Something I did recently was gather data to visualize the radius between white dwarfs to their respective mass-radius ratio. To future explain we understand that white dwarfs are the compact remnant core of a star that has exhausted its fuel. Even though white dwarfs may possess a mass comparable to that of the Sun, they are significantly more compact, frequently resembling the dimensions of Earth causing them to be s highly dense overall.

The graph illustrates the alteration in a white dwarf’s radius as its mass rises. The x-axis indicates the mass of the white dwarf in solar masses, reflecting how many times heavier it is than the Sun. The y-axis indicates the radius (solar radii) referring to its size in relation to the Sun.

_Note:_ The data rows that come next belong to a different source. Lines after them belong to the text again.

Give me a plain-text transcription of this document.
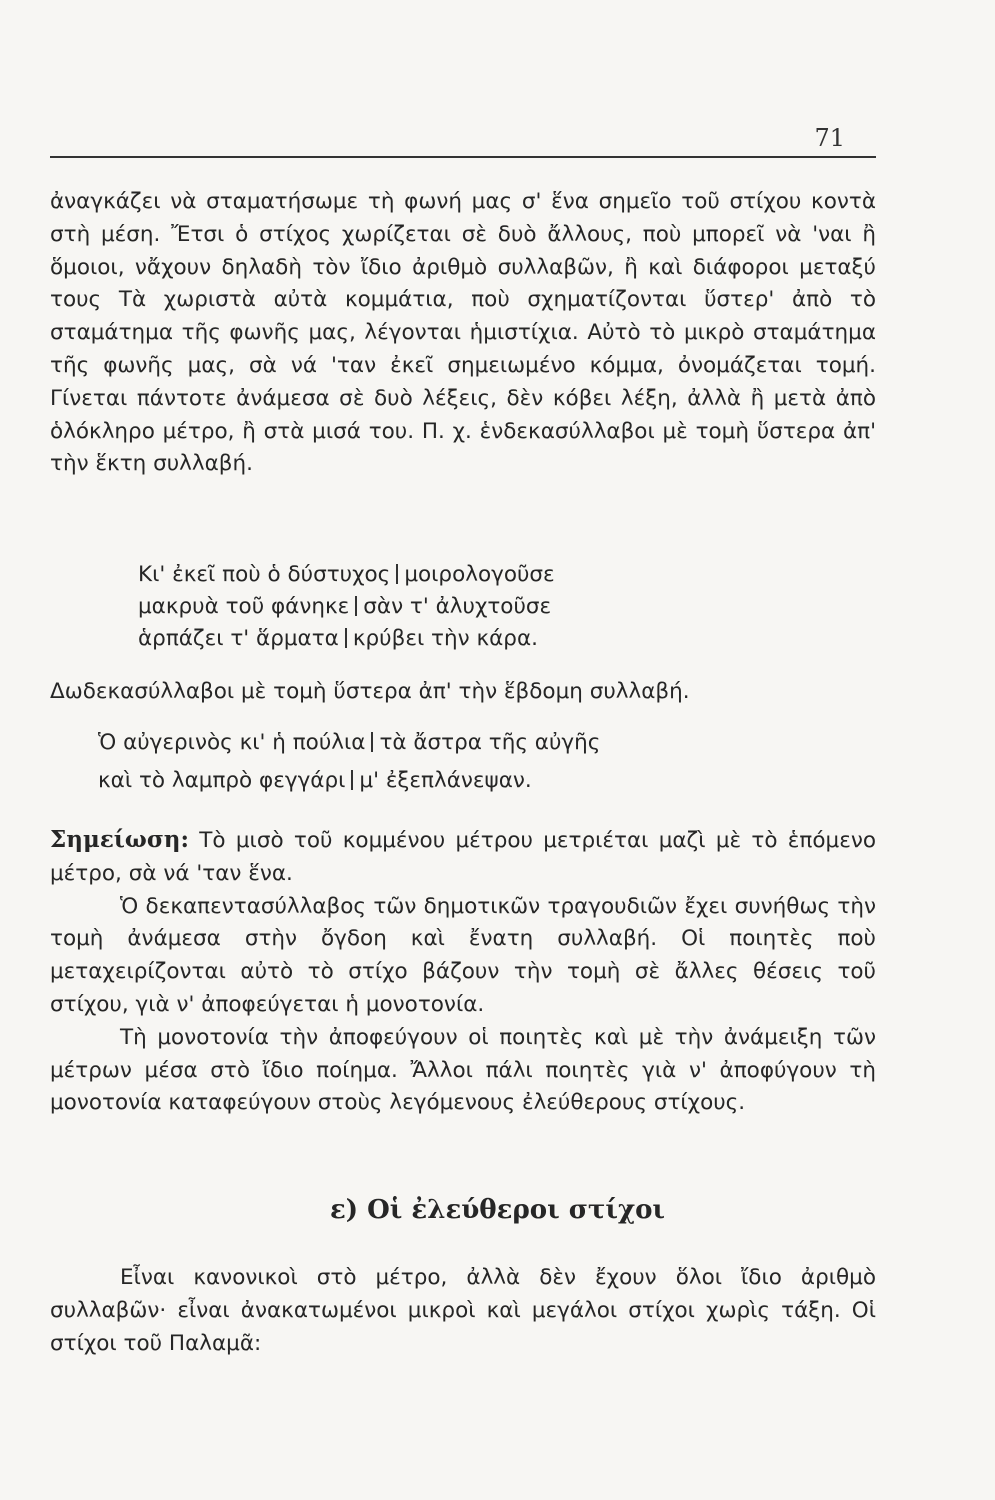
71

ἀναγκάζει νὰ σταματήσωμε τὴ φωνή μας σ' ἕνα σημεῖο τοῦ στίχου κοντὰ στὴ μέση. Ἔτσι ὁ στίχος χωρίζεται σὲ δυὸ ἄλλους, ποὺ μπορεῖ νὰ 'ναι ἢ ὅμοιοι, νἄχουν δηλαδὴ τὸν ἴδιο ἀριθμὸ συλλαβῶν, ἢ καὶ διάφοροι μεταξύ τους Τὰ χωριστὰ αὐτὰ κομμάτια, ποὺ σχηματίζονται ὕστερ' ἀπὸ τὸ σταμάτημα τῆς φωνῆς μας, λέγονται ἡμιστίχια. Αὐτὸ τὸ μικρὸ σταμάτημα τῆς φωνῆς μας, σὰ νά 'ταν ἐκεῖ σημειωμένο κόμμα, ὀνομάζεται τομή. Γίνεται πάντοτε ἀνάμεσα σὲ δυὸ λέξεις, δὲν κόβει λέξη, ἀλλὰ ἢ μετὰ ἀπὸ ὁλόκληρο μέτρο, ἢ στὰ μισά του. Π. χ. ἑνδεκασύλλαβοι μὲ τομὴ ὕστερα ἀπ' τὴν ἕκτη συλλαβή.

Κι' ἐκεῖ ποὺ ὁ δύστυχος μοιρολογοῦσε
μακρυὰ τοῦ φάνηκε σὰν τ' ἀλυχτοῦσε
ἁρπάζει τ' ἅρματα κρύβει τὴν κάρα.

Δωδεκασύλλαβοι μὲ τομὴ ὕστερα ἀπ' τὴν ἕβδομη συλλαβή.

Ὁ αὐγερινὸς κι' ἡ πούλια τὰ ἄστρα τῆς αὐγῆς
καὶ τὸ λαμπρὸ φεγγάρι μ' ἐξεπλάνεψαν.

Σημείωση: Τὸ μισὸ τοῦ κομμένου μέτρου μετριέται μαζὶ μὲ τὸ ἑπόμενο μέτρο, σὰ νά 'ταν ἕνα.

Ὁ δεκαπεντασύλλαβος τῶν δημοτικῶν τραγουδιῶν ἔχει συνήθως τὴν τομὴ ἀνάμεσα στὴν ὄγδοη καὶ ἔνατη συλλαβή. Οἱ ποιητὲς ποὺ μεταχειρίζονται αὐτὸ τὸ στίχο βάζουν τὴν τομὴ σὲ ἄλλες θέσεις τοῦ στίχου, γιὰ ν' ἀποφεύγεται ἡ μονοτονία.

Τὴ μονοτονία τὴν ἀποφεύγουν οἱ ποιητὲς καὶ μὲ τὴν ἀνάμειξη τῶν μέτρων μέσα στὸ ἴδιο ποίημα. Ἄλλοι πάλι ποιητὲς γιὰ ν' ἀποφύγουν τὴ μονοτονία καταφεύγουν στοὺς λεγόμενους ἐλεύθερους στίχους.

ε) Οἱ ἐλεύθεροι στίχοι

Εἶναι κανονικοὶ στὸ μέτρο, ἀλλὰ δὲν ἔχουν ὅλοι ἴδιο ἀριθμὸ συλλαβῶν· εἶναι ἀνακατωμένοι μικροὶ καὶ μεγάλοι στίχοι χωρὶς τάξη. Οἱ στίχοι τοῦ Παλαμᾶ:
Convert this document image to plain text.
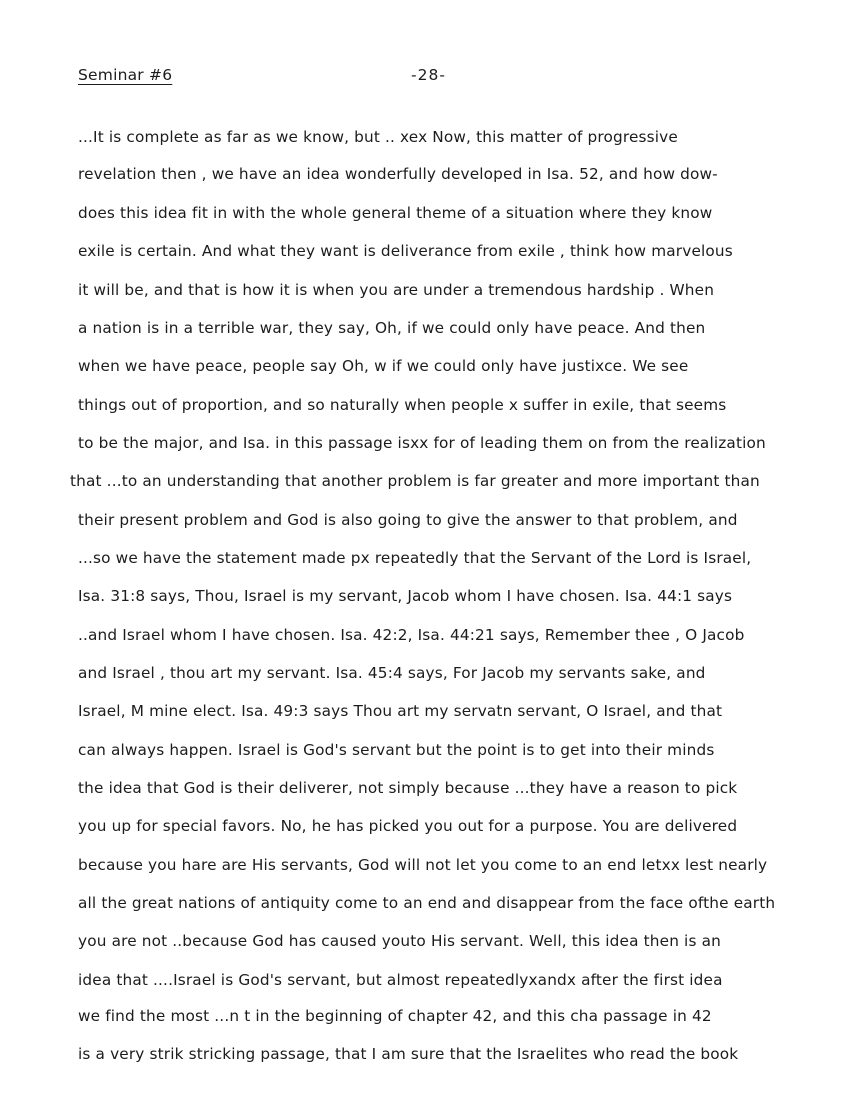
Seminar #6	-28-
...It is complete as far as we know, but .. xex Now, this matter of progressive
revelation then , we have an idea wonderfully developed in Isa. 52, and how dow-
does this idea fit in with the whole general theme of a situation where they know
exile is certain. And what they want is deliverance from exile , think how marvelous
it will be, and that is how it is when you are under a tremendous hardship . When
a nation is in a terrible war, they say, Oh, if we could only have peace. And then
when we have peace, people say Oh, w if we could only have justixce. We see
things out of proportion, and so naturally when people x suffer in exile, that seems
to be the major, and Isa. in this passage isxx for of leading them on from the realization
that ...to an understanding that another problem is far greater and more important than
their present problem and God is also going to give the answer to that problem, and
...so we have the statement made px repeatedly that the Servant of the Lord is Israel,
Isa. 31:8 says, Thou, Israel is my servant, Jacob whom I have chosen. Isa. 44:1 says
..and Israel whom I have chosen. Isa. 42:2, Isa. 44:21 says, Remember thee , O Jacob
and Israel , thou art my servant. Isa. 45:4 says, For Jacob my servants sake, and
Israel, M mine elect. Isa. 49:3 says Thou art my servatn servant, O Israel, and that
can always happen. Israel is God's servant but the point is to get into their minds
the idea that God is their deliverer, not simply because ...they have a reason to pick
you up for special favors. No, he has picked you out for a purpose. You are delivered
because you hare are His servants, God will not let you come to an end letxx lest nearly
all the great nations of antiquity come to an end and disappear from the face ofthe earth
you are not ..because God has caused youto His servant. Well, this idea then is an
idea that ....Israel is God's servant, but almost repeatedlyxandx after the first idea
we find the most ...n t in the beginning of chapter 42, and this cha passage in 42
is a very strik stricking passage, that I am sure that the Israelites who read the book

What makes white dwarfs fascinating is that they don’t act like ordinary celestial objects. Typically, we anticipate that an object with greater mass will also be bigger. Conversely, in the case of white dwarfs, as the mass rises, the radius shrinks. This occurs because the substance within a white dwarf is compressed under intense pressure.
The graph’s pink dots signify various points from white dwarf models. The dashed and solid lines indicate reference trends for the expected decrease in radius relative to mass. A significant relationship presented is R∝M^-1/3, indicating that as mass increases, the radius diminishes. In basic terms, denser white dwarfs are more compact.
This depiction illustrates a surprising concept in astronomy: increasing the mass of a white dwarf causes it to contract rather than expand. I selected this data because it visually links physics and astronomy, and the downward curve simplifies the relationship more than numbers can convey.